Koalition droht an Wehrpflichtfrage zu zerbrechen – linker Abgeordneter soll aus Knesset geworfen werden

Regierungskrise in Israel?

Bisher erwies sich die Regierung Netanjahu als erstaunlich stabil. Tatsächlich dauert sie schon länger an als drei Viertel der Regierungen vor ihr. Jetzt drohen ultraorthodoxe Parteien die Koalition zu verlassen. Neuwahlen wären die Folge.

Ob Massenproteste, Gerichtsverfahren gegen Benjamin Netanjahu und Vorwürfe der Korruption auch in seinem Umfeld oder internationale Isolierung wegen Israels Kriegsführung, die nur noch die USA bedingungslos an der Seite Israels lässt: nichts focht die Regierungskoalition bisher an. Jetzt stellt ein Thema den Bestand der Koalition in Frage: Welchen Einfluss hat die Religion auf Staat und Gesellschaft Israels? Es geht wieder einmal um die Wehrpflicht für Männer einer ultraorthodoxen, fundamentalistischen Strömung im Judentum, der Haredim. Sie sehen ihr Bibelstudium als mindestens gleichwertigen Ersatz für den Wehrdienst.

Als die israelischen Streitkräfte gebildet wurden, betraf das 400 junge Männer. Heute zählen sich bis zu 15 Prozent der jüdischen israelischen Bevölkerung zu den Haredim und es geht um zehntausende junge Männer, die nicht zur Armee gehen.

Schon 2014 beschloss die Knesset ein Gesetz, das den Umfang von Ausnahmen und Aufschüben des Militärdienstes für Haredim begrenzte. Es blieb ohne große Wirkung. Mit dem Beginn des Gazakrieges war die Dringlichkeit dieser Frage umso größer geworden. Zehntausende Reservisten werden wieder und wieder für Monate einberufen, während die Haredim in vielen Fällen darum herumkommen. Einberufungen haben sie zum größten Teil ignoriert. Doch jetzt muss die Knesset – nach einem Gerichtsurteil im letzten Jahr – ein Gesetz verabschieden, das die Wehrpflicht für Haredim regelt.

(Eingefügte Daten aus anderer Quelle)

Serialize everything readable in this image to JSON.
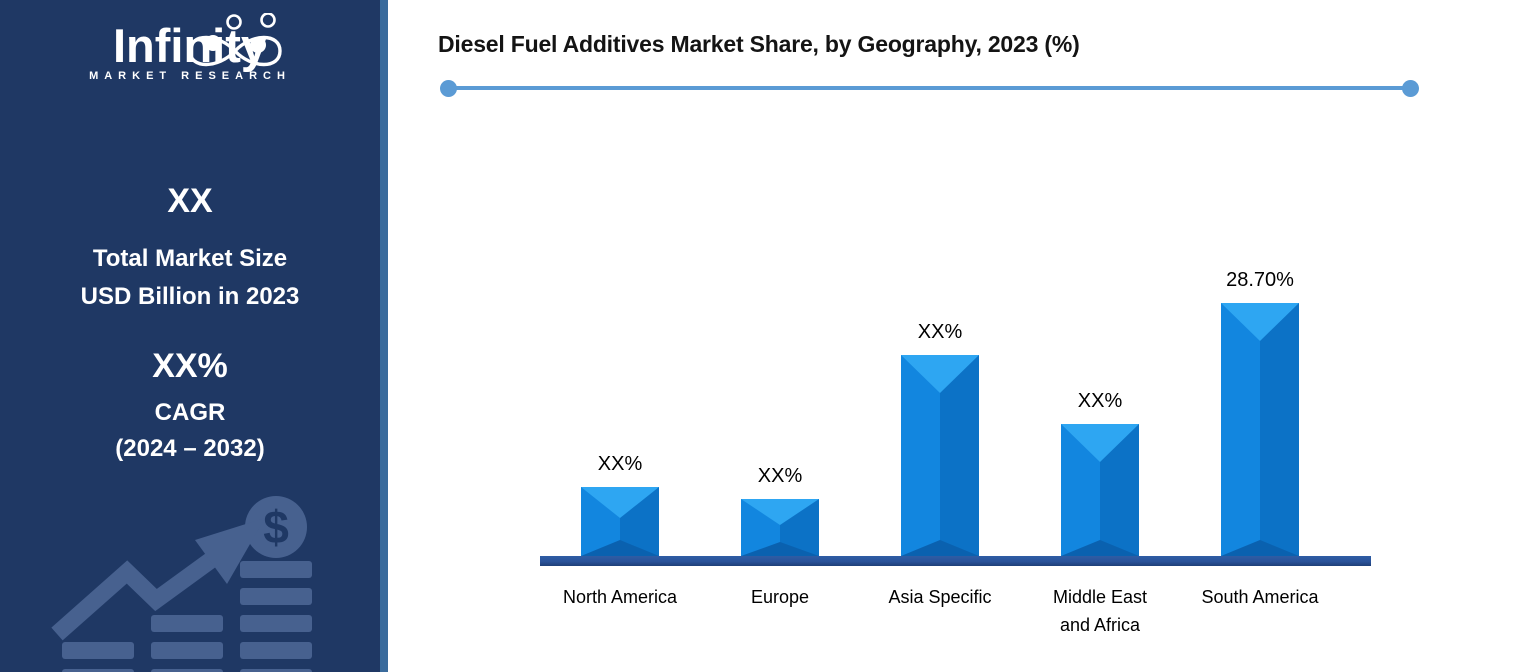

Die israelische Armee ist auf ihre Reservisten angewiesen. Während sich zu Beginn des aktuellen Krieges mehr Reservisten freiwillig meldeten als einberufen wurden, hat sich das jetzt geändert. Zurzeit erscheinen nur etwa 85 Prozent der Einberufenen zum Dienst. Viele derer, die nicht erscheinen, sind nach Hunderten Tagen der Kämpfe erschöpft. Viele lehnen diesen Krieg aus politischen oder ethischen Gründen ab. Für das Militär, das für die Ausweitung des Krieges Tausende zusätzliche Soldaten benötigt, wird das mehr und mehr zum Problem.

Mehr als 50.000 Einberufungen von Haredim, die für das nächste Jahr geplant sind, und mehr Sanktionsmöglichkeiten für Wehrdienstvermeider sind damit eine Win-win-Situation für das Militär.

Yuli Edelstein, der Vorsitzende des Knesset-Komitees für Auswärtige Angelegenheiten und Verteidigung, versucht einen Gesetzesvorschlag auszuarbeiten, der Quoten der Wehrpflicht für Haredim festlegt und Sanktionen gegen „Wehrpflichtvermeider“ definiert.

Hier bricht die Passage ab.